Terraform Configuration
This section covers the DR-specific Terraform modules, workspace setup, and deployment sequence for the secondary (standby) cluster.
Key DR mechanisms managed by Terraform:
Encryption key synchronization -- the primary generates the key; the secondary copies it via TFE outputs or remote state. See S3 Storage for DR.
Automated failover -- a Lambda function scales the Humio operator from 0 to 1 when the primary becomes unhealthy. See DR Failover Lambda (
module.dr-failover-lambda) for the full event chain, timing, and configuration options.Health check FQDN locking -- during failover, the Lambda swaps the primary Route53 health check FQDN to
failover-locked.invalidto prevent automatic DNS failback. See DNS Architecture and Traffic Flow.S3_RECOVER_FROM_*environment variables are set on the standby cluster at provisioning time but only consumed when the LogScale pod starts during failover.
DR Modules
Three DR-specific modules automate failover operations. They are gated by
manage_global_dns and
dr_failover_lambda_enabled flags and are not deployed
in standalone dr="" mode.
Global DNS (module.global-dns)
Provides automatic traffic failover between primary and secondary
clusters using Route53 Failover Routing.
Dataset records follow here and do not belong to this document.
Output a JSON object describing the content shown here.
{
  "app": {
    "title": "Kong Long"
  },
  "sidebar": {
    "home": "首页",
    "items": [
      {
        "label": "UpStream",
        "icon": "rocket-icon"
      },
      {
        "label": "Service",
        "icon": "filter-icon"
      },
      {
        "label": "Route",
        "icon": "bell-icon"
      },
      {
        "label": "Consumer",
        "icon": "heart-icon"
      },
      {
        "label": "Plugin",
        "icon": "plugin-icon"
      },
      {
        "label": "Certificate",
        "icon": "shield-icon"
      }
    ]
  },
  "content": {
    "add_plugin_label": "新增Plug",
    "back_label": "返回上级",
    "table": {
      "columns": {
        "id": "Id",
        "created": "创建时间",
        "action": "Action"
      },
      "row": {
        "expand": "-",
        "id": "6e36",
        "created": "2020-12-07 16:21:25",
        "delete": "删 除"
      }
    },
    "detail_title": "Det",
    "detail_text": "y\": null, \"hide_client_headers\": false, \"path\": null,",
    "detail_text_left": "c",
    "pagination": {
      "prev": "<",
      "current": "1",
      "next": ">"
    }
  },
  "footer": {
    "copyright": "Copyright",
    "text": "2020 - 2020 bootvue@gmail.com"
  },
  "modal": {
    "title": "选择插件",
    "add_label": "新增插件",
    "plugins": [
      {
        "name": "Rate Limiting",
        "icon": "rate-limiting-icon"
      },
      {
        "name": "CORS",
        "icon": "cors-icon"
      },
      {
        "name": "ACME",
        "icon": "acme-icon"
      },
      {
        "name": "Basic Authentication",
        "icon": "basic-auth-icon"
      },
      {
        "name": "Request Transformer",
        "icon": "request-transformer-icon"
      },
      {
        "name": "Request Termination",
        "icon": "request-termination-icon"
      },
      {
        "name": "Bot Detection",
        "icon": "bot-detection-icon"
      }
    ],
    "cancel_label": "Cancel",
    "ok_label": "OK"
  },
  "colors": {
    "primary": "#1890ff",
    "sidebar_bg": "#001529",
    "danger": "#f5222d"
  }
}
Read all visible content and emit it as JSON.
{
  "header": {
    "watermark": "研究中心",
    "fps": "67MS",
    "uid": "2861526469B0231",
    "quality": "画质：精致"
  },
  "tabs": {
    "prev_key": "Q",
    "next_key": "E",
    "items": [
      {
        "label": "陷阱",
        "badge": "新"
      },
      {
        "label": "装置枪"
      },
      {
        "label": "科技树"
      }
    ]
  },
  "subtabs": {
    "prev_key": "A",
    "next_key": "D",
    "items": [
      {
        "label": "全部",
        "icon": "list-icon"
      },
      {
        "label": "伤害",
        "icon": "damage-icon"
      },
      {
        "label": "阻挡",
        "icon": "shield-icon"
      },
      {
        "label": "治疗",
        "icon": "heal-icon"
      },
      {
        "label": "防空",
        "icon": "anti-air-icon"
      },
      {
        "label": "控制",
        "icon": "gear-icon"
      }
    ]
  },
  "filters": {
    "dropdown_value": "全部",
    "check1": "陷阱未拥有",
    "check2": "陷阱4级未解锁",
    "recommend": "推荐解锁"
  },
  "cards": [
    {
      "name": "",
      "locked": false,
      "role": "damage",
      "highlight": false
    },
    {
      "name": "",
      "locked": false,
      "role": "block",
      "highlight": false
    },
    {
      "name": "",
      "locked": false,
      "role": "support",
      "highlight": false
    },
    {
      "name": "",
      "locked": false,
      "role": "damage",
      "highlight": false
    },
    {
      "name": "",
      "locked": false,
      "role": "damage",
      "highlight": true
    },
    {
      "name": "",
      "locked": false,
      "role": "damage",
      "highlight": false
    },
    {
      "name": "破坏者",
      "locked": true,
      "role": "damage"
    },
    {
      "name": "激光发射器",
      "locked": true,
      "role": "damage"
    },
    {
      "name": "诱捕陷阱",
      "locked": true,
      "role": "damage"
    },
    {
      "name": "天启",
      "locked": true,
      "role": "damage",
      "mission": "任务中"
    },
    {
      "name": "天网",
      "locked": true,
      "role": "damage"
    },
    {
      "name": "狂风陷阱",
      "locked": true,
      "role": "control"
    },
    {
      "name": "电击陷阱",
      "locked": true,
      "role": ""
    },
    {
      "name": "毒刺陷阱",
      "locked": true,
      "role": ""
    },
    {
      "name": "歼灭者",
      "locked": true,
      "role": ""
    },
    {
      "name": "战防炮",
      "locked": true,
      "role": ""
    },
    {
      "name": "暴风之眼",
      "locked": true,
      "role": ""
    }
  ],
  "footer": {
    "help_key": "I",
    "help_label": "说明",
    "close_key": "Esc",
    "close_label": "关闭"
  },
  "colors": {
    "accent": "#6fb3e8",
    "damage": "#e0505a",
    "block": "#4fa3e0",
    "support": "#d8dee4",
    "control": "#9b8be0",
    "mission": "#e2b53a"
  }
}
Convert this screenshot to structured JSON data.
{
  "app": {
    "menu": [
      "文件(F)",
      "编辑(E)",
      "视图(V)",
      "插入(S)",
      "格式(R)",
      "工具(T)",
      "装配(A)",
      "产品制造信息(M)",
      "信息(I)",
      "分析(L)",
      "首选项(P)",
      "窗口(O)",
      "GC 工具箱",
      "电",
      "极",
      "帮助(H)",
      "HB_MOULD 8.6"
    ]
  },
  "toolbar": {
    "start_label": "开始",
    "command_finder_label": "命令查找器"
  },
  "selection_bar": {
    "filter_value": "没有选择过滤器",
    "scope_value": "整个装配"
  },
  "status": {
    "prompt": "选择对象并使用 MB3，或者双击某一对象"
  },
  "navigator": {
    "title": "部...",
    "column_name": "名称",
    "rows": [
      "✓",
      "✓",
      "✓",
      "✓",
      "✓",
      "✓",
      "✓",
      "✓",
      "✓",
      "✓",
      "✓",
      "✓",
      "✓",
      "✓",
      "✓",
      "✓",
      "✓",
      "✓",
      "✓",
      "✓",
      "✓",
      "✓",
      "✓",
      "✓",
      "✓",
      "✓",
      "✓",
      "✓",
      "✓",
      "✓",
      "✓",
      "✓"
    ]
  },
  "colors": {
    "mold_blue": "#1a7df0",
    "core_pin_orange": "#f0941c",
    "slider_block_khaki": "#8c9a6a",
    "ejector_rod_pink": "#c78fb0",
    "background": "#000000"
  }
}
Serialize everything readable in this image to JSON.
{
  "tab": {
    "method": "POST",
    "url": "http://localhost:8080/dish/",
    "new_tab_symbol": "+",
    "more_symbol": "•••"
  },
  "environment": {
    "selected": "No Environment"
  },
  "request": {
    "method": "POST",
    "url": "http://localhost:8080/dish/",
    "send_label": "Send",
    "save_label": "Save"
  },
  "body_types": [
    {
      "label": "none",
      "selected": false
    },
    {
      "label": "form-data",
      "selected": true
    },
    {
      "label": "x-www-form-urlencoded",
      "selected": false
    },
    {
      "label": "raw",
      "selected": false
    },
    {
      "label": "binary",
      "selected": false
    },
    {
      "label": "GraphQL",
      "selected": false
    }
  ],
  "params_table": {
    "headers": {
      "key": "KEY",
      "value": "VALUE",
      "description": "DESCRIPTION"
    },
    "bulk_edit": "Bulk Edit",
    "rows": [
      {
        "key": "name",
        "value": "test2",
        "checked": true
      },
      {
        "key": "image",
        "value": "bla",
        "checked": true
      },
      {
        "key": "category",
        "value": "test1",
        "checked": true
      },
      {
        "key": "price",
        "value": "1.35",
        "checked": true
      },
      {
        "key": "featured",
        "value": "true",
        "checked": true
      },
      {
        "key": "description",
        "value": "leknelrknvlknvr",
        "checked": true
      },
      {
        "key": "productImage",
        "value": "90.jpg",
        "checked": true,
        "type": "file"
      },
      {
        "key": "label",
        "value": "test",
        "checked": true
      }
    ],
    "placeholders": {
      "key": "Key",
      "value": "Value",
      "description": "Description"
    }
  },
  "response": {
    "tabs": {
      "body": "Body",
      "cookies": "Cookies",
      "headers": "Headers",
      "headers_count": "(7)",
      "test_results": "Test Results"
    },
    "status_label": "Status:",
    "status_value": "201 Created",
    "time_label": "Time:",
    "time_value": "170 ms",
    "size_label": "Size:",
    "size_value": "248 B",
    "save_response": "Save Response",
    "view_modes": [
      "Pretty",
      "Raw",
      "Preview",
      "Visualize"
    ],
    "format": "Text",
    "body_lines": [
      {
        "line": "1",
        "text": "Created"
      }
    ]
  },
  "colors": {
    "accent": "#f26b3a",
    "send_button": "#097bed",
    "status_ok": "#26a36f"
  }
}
Deployed on the primary cluster
only (manage_global_dns = true, requires dr =
"active").
Key resources:
| Resource | Purpose |
|---|---|
aws_route53_health_check (primary)
| HTTPS health check on /api/v1/status (interval=10s, threshold=3) |
aws_route53_health_check (secondary)
| TCP health check on port 443 (interval=30s, threshold=2) |
aws_route53_record (primary)
| PRIMARY failover record → primary ALB |
aws_route53_record (secondary)
| SECONDARY failover record → secondary ALB |
Global DNS routing:
![]() |
Important
Both clusters must use the same
global_logscale_hostname value. Mismatched values
cause HTTP 404 errors on failover.
For details on failback prevention (FQDN locking), ExternalDNS annotation requirements, and DNS configuration by DR mode, see Global DNS Details and DNS Architecture — FQDN Locking Details.
DR Failover Lambda (module.dr-failover-lambda)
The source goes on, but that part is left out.